Contact and questions
Please file all questions, support requests, and bug reports via our GitHub issue tracker. More details on how to file bug reports can be found in our contributors chapter of the User Guide. Please don’t email developers individually.
Source code
PyPop is free software (sometimes referred to as open source software) and the source code is released under the terms of the “copyleft” GNU General Public License, or GPL (http://www.gnu.org/licenses/gpl.html). All source code is available and maintained on our GitHub website.
How to cite PyPop
If you write a paper that uses PyPop in your analysis, please cite both:
our 2007 paper from Tissue Antigens:
Lancaster AK, Single RM, Solberg OD, Nelson MP and G Thomson (2007) “PyPop update - a software pipeline for large-scale multilocus population genomics” Tissue Antigens 69 (s1), 192-197. [journal page, preprint PDF (112 kB)].
and the Zenodo record for the software. Citation metadata for the current Zenodo record is stored in CITATION.cff It will be of the form and contain link to the DOI:
Lancaster, AK et al. (2023) “PyPop: Python for Population Genomics” (Version 1.0.0) [Computer software]. https://doi.org/10.5281/zenodo.XXXXX
When you follow the DOI link to the Zenodo record, you will see all the versions listed on the right, make sure you choose the version-specific DOI that matches the specific version of PyPop in your citation.
Also available (but not necessary to cite), is our 2003 Pacific Symposium on Biocomputing paper:
Alex Lancaster, Mark P. Nelson, Richard M. Single, Diogo Meyer, and Glenys Thomson (2003) “PyPop: a software framework for population genomics: analyzing large-scale multi-locus genotype data”, in Pacific Symposium on Biocomputing vol. 8:514-525 (edited by R B Altman. et al., World Scientific, Singapore, 2003) [PubMed Central, PDF (344 kB)].
PyPop was originally developed for the analysis of data for the 13th International Histocompatiblity Workshop and Conference held in Seattle, Washington in 2002 ([Meyer:etal:2007], [Single:etal:2007a], [Single:etal:2007a]).

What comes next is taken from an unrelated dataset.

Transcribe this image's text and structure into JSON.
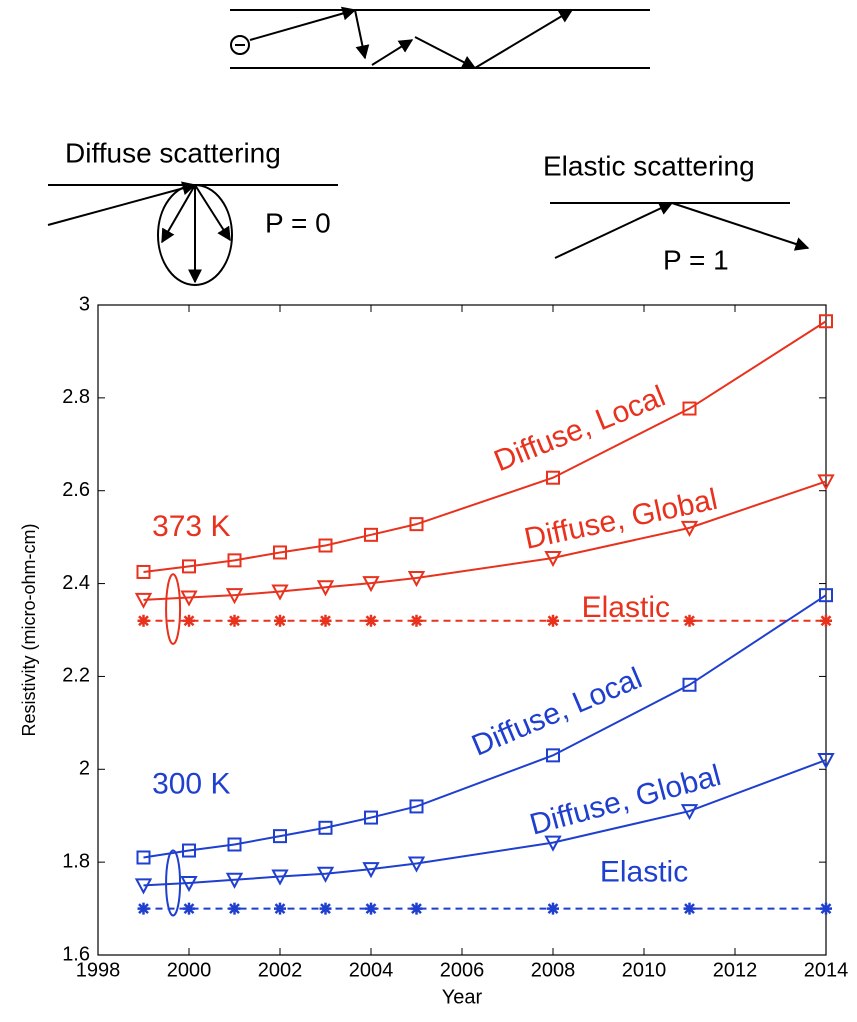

For more details on the design and technical details of PyPop, please consult [Lancaster:etal:2003], [Lancaster:etal:2007a] and [Lancaster:etal:2007b].
Acknowlegements
This work has benefited from the support of NIH grant AI49213 (13th IHW) and NIH/NIAID Contract number HHSN266200400076C N01-AI-40076. Thanks to Steven J. Mack, Kristie A. Mather, Steve G.E. Marsh, Mark Grote and Leslie Louie for helpful comments and testing.
Supplementary data files
Population data files and online supporting materials for published studies listed in the [Solberg:etal:2008] meta-analysis paper.
ImmPort.org
PyPop is affiliated with https://ImmPort.org, the Immunology Database and Analysis Portal. The ImmPort system provides advanced information technology support in the production, analysis, archiving, and exchange of scientific data for the diverse community of life science researchers supported by NIAID/DAIT. The development of the ImmPort system was supported by the NIH/NIAID Bioinformatics Integration Support Contract (BISC), Phase II.